Question

Linking together one glucose, one mannose, and one galactose molecule can form how many different trisaccharides?

A. 18
B. 12
C. 288
D. 216
E. 1
F. 6

Answer 1

The theoretical number of different trisaccharides that can be formed by linking one glucose, one mannose, and one galactose molecule is 8, but this option is not provided in the question, indicating a possible error or lack of necessary information.

Step-by-step explanation:

Linking one glucose, one mannose, and one galactose molecule can theoretically form 6 different trisaccharides. Each monosaccharide can be linked in two different ways because they have two possible anomeric configurations, alpha (α) and beta (β). Therefore, one linkage at the reducing end and one at the non-reducing end for each of the three sugars yield 2 x 2 x 2 combinations, leading to a total of 8 possible structures.

However, the given options in the question do not include the number 8. It is possible that the question contains an error or is missing information required to accurately determine the answer from the provided options.
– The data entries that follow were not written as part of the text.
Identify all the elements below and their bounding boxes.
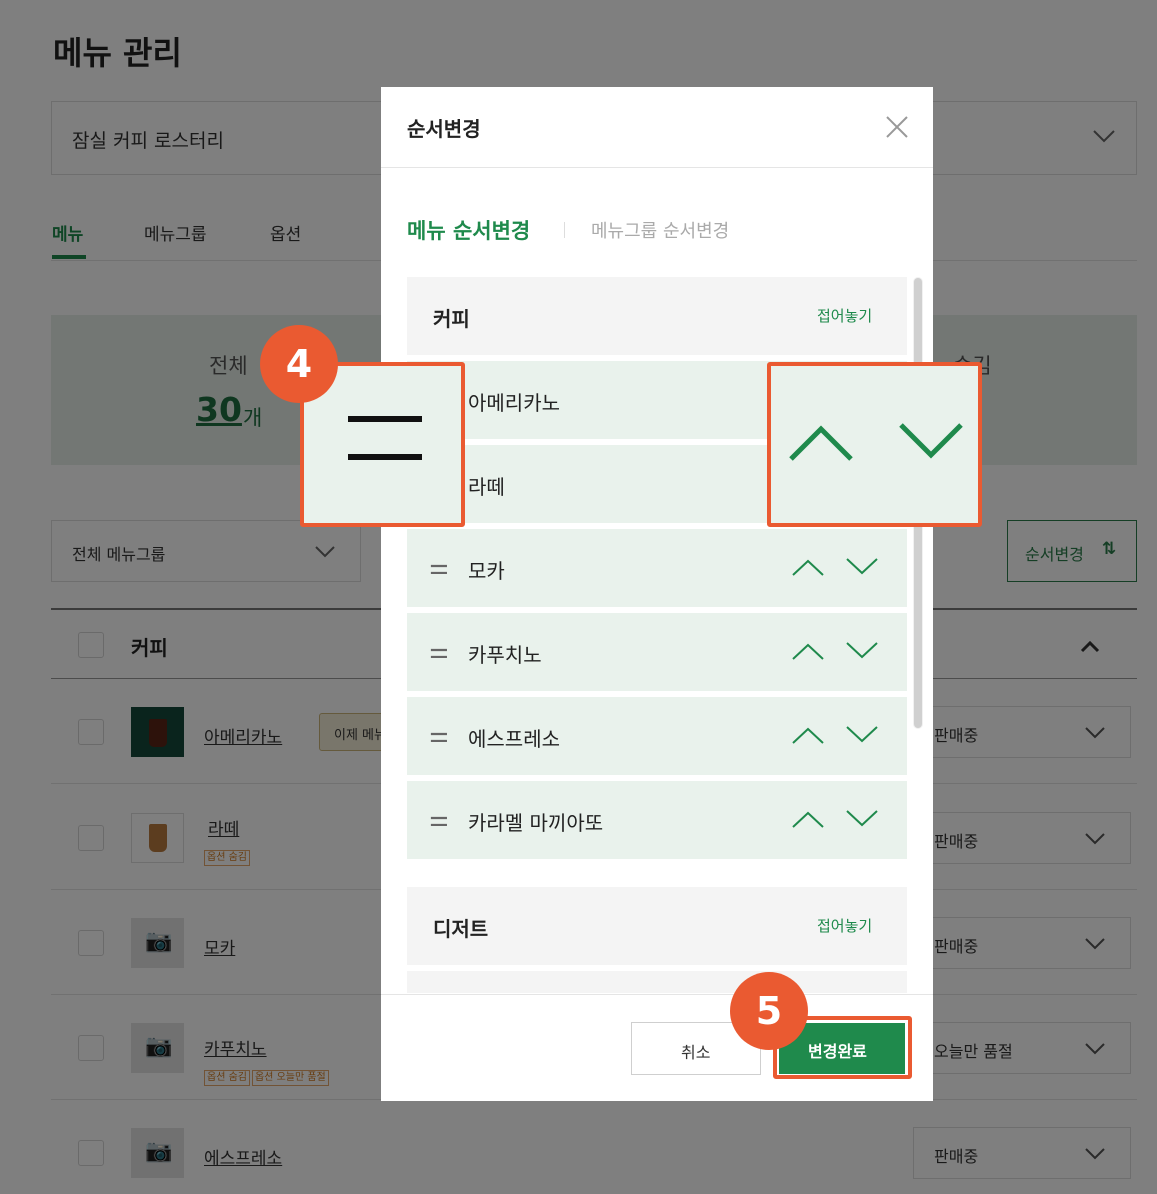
drag-handle-icon[interactable]: ⚌ bbox=[429, 723, 449, 748]
tab-menu-group-reorder[interactable]: 메뉴그룹 순서변경 bbox=[591, 217, 729, 243]
drag-handle-icon[interactable]: ⚌ bbox=[429, 807, 449, 832]
reorder-item: ⚌ 카라멜 마끼아또 bbox=[407, 781, 907, 859]
cancel-button-label: 취소 bbox=[681, 1043, 711, 1062]
item-name: 모카 bbox=[468, 559, 505, 583]
group-name: 디저트 bbox=[433, 917, 489, 941]
item-name: 카라멜 마끼아또 bbox=[468, 811, 604, 835]
item-name: 에스프레소 bbox=[468, 727, 560, 751]
close-icon[interactable] bbox=[885, 115, 909, 139]
reorder-item: ⚌ 에스프레소 bbox=[407, 697, 907, 775]
reorder-modal: 순서변경 메뉴 순서변경 메뉴그룹 순서변경 커피 접어놓기 ⚌ 아메리카노 ⚌… bbox=[381, 87, 933, 1101]
move-arrows-callout bbox=[767, 362, 982, 527]
move-up-icon-large bbox=[789, 425, 853, 461]
move-down-icon[interactable] bbox=[845, 641, 879, 661]
modal-footer-divider bbox=[381, 994, 933, 995]
move-down-icon[interactable] bbox=[845, 725, 879, 745]
move-down-icon-large bbox=[899, 423, 963, 459]
move-up-icon[interactable] bbox=[791, 725, 825, 745]
drag-handle-icon[interactable]: ⚌ bbox=[429, 639, 449, 664]
step-badge-5: 5 bbox=[730, 972, 808, 1050]
group-row-next bbox=[407, 971, 907, 993]
move-down-icon[interactable] bbox=[845, 557, 879, 577]
tab-separator bbox=[564, 222, 565, 238]
reorder-item: ⚌ 카푸치노 bbox=[407, 613, 907, 691]
group-row-coffee: 커피 접어놓기 bbox=[407, 277, 907, 355]
item-name: 카푸치노 bbox=[468, 643, 542, 667]
collapse-link[interactable]: 접어놓기 bbox=[817, 915, 872, 936]
group-name: 커피 bbox=[433, 307, 470, 331]
modal-header-divider bbox=[381, 167, 933, 168]
move-down-icon[interactable] bbox=[845, 809, 879, 829]
collapse-link[interactable]: 접어놓기 bbox=[817, 305, 872, 326]
tab-menu-reorder[interactable]: 메뉴 순서변경 bbox=[407, 215, 530, 245]
group-row-dessert: 디저트 접어놓기 bbox=[407, 887, 907, 965]
move-up-icon[interactable] bbox=[791, 809, 825, 829]
modal-title: 순서변경 bbox=[407, 117, 481, 141]
item-name: 라떼 bbox=[468, 475, 505, 499]
item-name: 아메리카노 bbox=[468, 391, 560, 415]
drag-handle-icon-large-bar bbox=[348, 454, 422, 460]
move-up-icon[interactable] bbox=[791, 557, 825, 577]
move-up-icon[interactable] bbox=[791, 641, 825, 661]
drag-handle-icon[interactable]: ⚌ bbox=[429, 555, 449, 580]
reorder-item: ⚌ 모카 bbox=[407, 529, 907, 607]
drag-handle-icon-large bbox=[348, 416, 422, 422]
step-badge-4: 4 bbox=[260, 325, 338, 403]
Therefore, without additional information or context, it is not possible to confidently select one of the answers provided. The structures of sucrose (glucose + fructose), lactose (glucose + galactose), and maltose (two glucose units) provided in the reference information are correct disaccharide formations but do not directly inform the trisaccharide question.

Answer 2

The combination of one glucose, one mannose, and one galactose molecule can form a total of 6 different trisaccharides. The correct anwer is option f

Step-by-step explanation:

To determine the number of different trisaccharides formed by linking one glucose, one mannose, and one galactose molecule, we can use the concept of permutations.
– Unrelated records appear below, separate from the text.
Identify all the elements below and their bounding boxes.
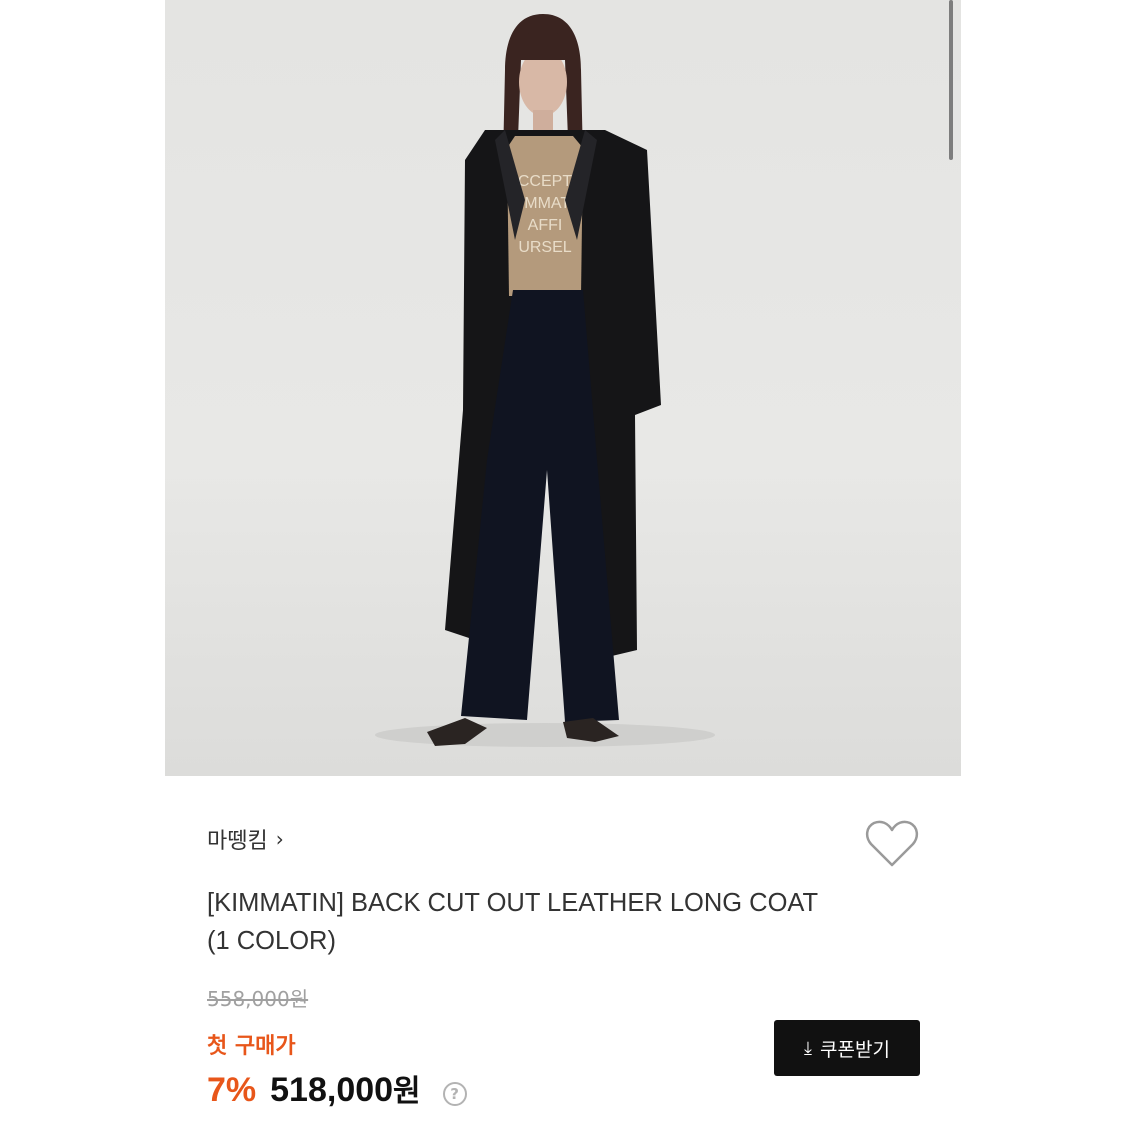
chevron-right-icon: › (275, 827, 284, 851)
scrollbar-thumb[interactable] (949, 0, 953, 160)
brand-name: 마뗑킴 (207, 829, 268, 854)
svg-text:AFFI: AFFI (528, 217, 563, 234)
coupon-button[interactable]: ⤓ 쿠폰받기 (774, 1020, 920, 1076)
sale-price: 518,000원 (270, 1066, 421, 1110)
wishlist-button[interactable] (864, 818, 920, 870)
svg-text:IMMAT: IMMAT (520, 195, 571, 212)
product-title: [KIMMATIN] BACK CUT OUT LEATHER LONG COA… (207, 889, 818, 955)
heart-icon (865, 820, 919, 867)
price-row: 7% 518,000원 ? (207, 1066, 467, 1110)
sale-price-number: 518,000 (270, 1071, 394, 1109)
model-photo: CCEPT IMMAT AFFI URSEL (375, 14, 715, 747)
first-purchase-label: 첫 구매가 (207, 1034, 296, 1059)
original-price: 558,000원 (207, 987, 309, 1011)
download-icon: ⤓ (804, 1037, 813, 1059)
product-image[interactable]: CCEPT IMMAT AFFI URSEL (165, 0, 961, 776)
discount-rate: 7% (207, 1071, 257, 1109)
svg-text:CCEPT: CCEPT (518, 173, 572, 190)
svg-text:URSEL: URSEL (518, 239, 571, 256)
help-icon[interactable]: ? (442, 1082, 467, 1106)
sale-price-unit: 원 (393, 1075, 421, 1108)
brand-link[interactable]: 마뗑킴 › (207, 823, 284, 855)
coupon-label: 쿠폰받기 (820, 1038, 890, 1061)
The number of different trisaccharides can be calculated by arranging the three different sugar molecules in all possible orders, considering that each sugar molecule is unique.

The number of permutations of n distinct items taken

r at a time is given by
`P(n,r) =(n!)/((n-r)!)` , where n! represents the factorial of n.

For three different sugar molecules (glucose, mannose, and galactose) arranged in a trisaccharide, the number of permutations is

`P(3,3) =(3!)/((3-3)!)`

`P(3,3) =(3!)/((0)!)`

`P(3,3) =(6)/(1) =6`

Therefore, the number of different trisaccharides that can be formed by linking one glucose, one mannose, and one galactose molecule together is 6 (option F).